Report: Congo killings continue despite peacekeepers

Military force offers only 'illusion of protection,' aid group says

? Nighttime killings, rapes and abductions have gripped the capital of a volatile region in northeastern Congo despite the deployment of a French-led emergency force in the town, an international aid group said Friday.

The military force began arriving in Bunia on June 6 to stem fighting between rival tribal factions that killed hundreds of people.

But the force “so far has only offered an illusion of protection” for the residents in Bunia, said Hilary Bower, an official with Medecins sans Frontieres.

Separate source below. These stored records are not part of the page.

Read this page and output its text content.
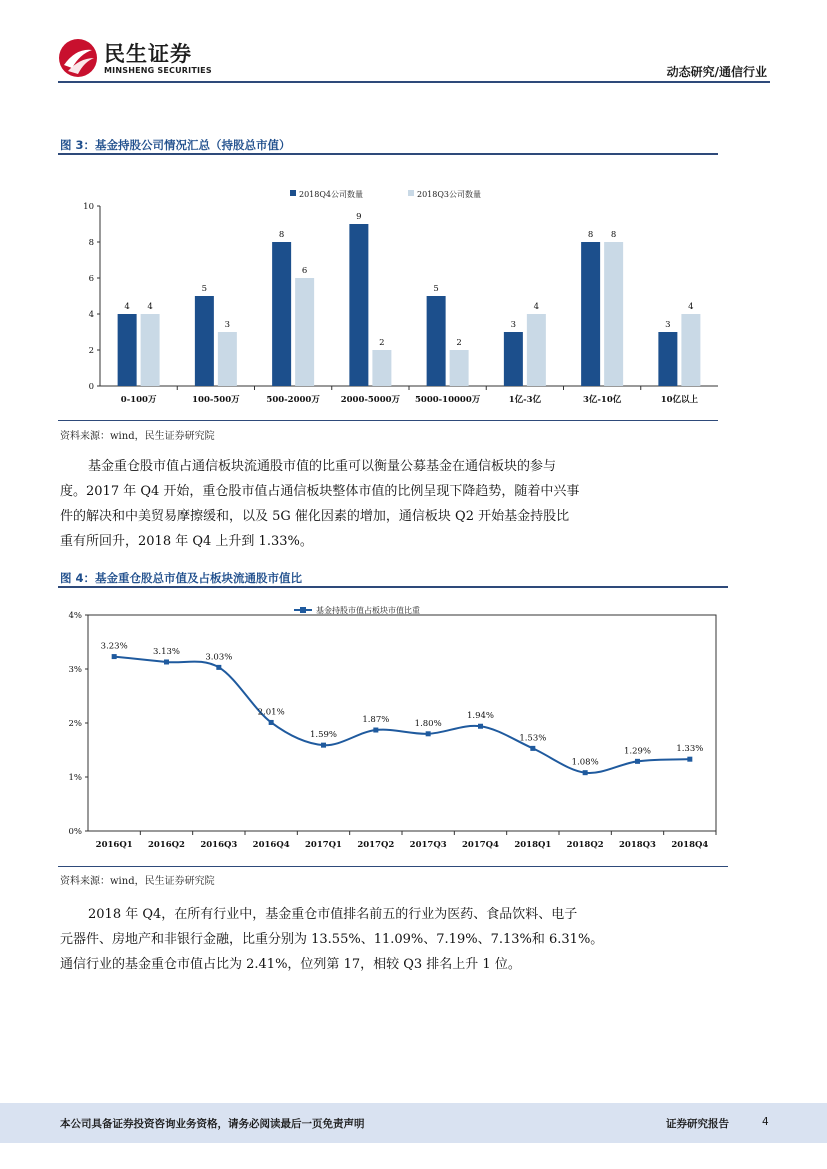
民生证券
MINSHENG SECURITIES	动态研究/通信行业
图 3：基金持股公司情况汇总（持股总市值）
0
2
4
6
8
10
2018Q4公司数量	2018Q3公司数量
0-100万
4 4
100-500万
5
3
500-2000万
8
6
2000-5000万
9
2
5000-10000万
5
2
1亿-3亿
3
4
3亿-10亿
8 8
10亿以上
3
4
资料来源：wind，民生证券研究院
基金重仓股市值占通信板块流通股市值的比重可以衡量公募基金在通信板块的参与
度。2017 年 Q4 开始，重仓股市值占通信板块整体市值的比例呈现下降趋势，随着中兴事
件的解决和中美贸易摩擦缓和，以及 5G 催化因素的增加，通信板块 Q2 开始基金持股比
重有所回升，2018 年 Q4 上升到 1.33%。
图 4：基金重仓股总市值及占板块流通股市值比
0%
1%
2%
3%
4%
基金持股市值占板块市值比重
2016Q1
3.23%
2016Q2
3.13%
2016Q3
3.03%
2016Q4
2.01%
2017Q1
1.59%
2017Q2
1.87%
2017Q3
1.80%
2017Q4
1.94%
2018Q1
1.53%
2018Q2
1.08%
2018Q3
1.29%
2018Q4
1.33%
资料来源：wind，民生证券研究院
2018 年 Q4，在所有行业中，基金重仓市值排名前五的行业为医药、食品饮料、电子
元器件、房地产和非银行金融，比重分别为 13.55%、11.09%、7.19%、7.13%和 6.31%。
通信行业的基金重仓市值占比为 2.41%，位列第 17，相较 Q3 排名上升 1 位。
本公司具备证券投资咨询业务资格，请务必阅读最后一页免责声明	证券研究报告	4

“Despite the force deployment, war is always close by. At night the fighters enter certain neighborhoods to loot, kill and terrorize civilians. And the ideologues of hate continue to spread their message calling for killings,” the group, known in English as Doctors Without Borders, said in a report released Friday.

The French-led emergency force has 1,100 troops in Bunia, the capital of troubled Ituri province, and has forced tribal fighters in the town to either give up their weapons or leave.

But fighters remain on the outskirts, and fighting has continued elsewhere in Ituri — scene of some of the worst atrocities that have taken place during the five-year civil war in Congo.

On July 20, Lendu tribal fighters hacked 20 people to death in Nizi, 12 miles north of Bunia, Col. Gerard Dubois, the force’s spokesman, said in a telephone interview Friday.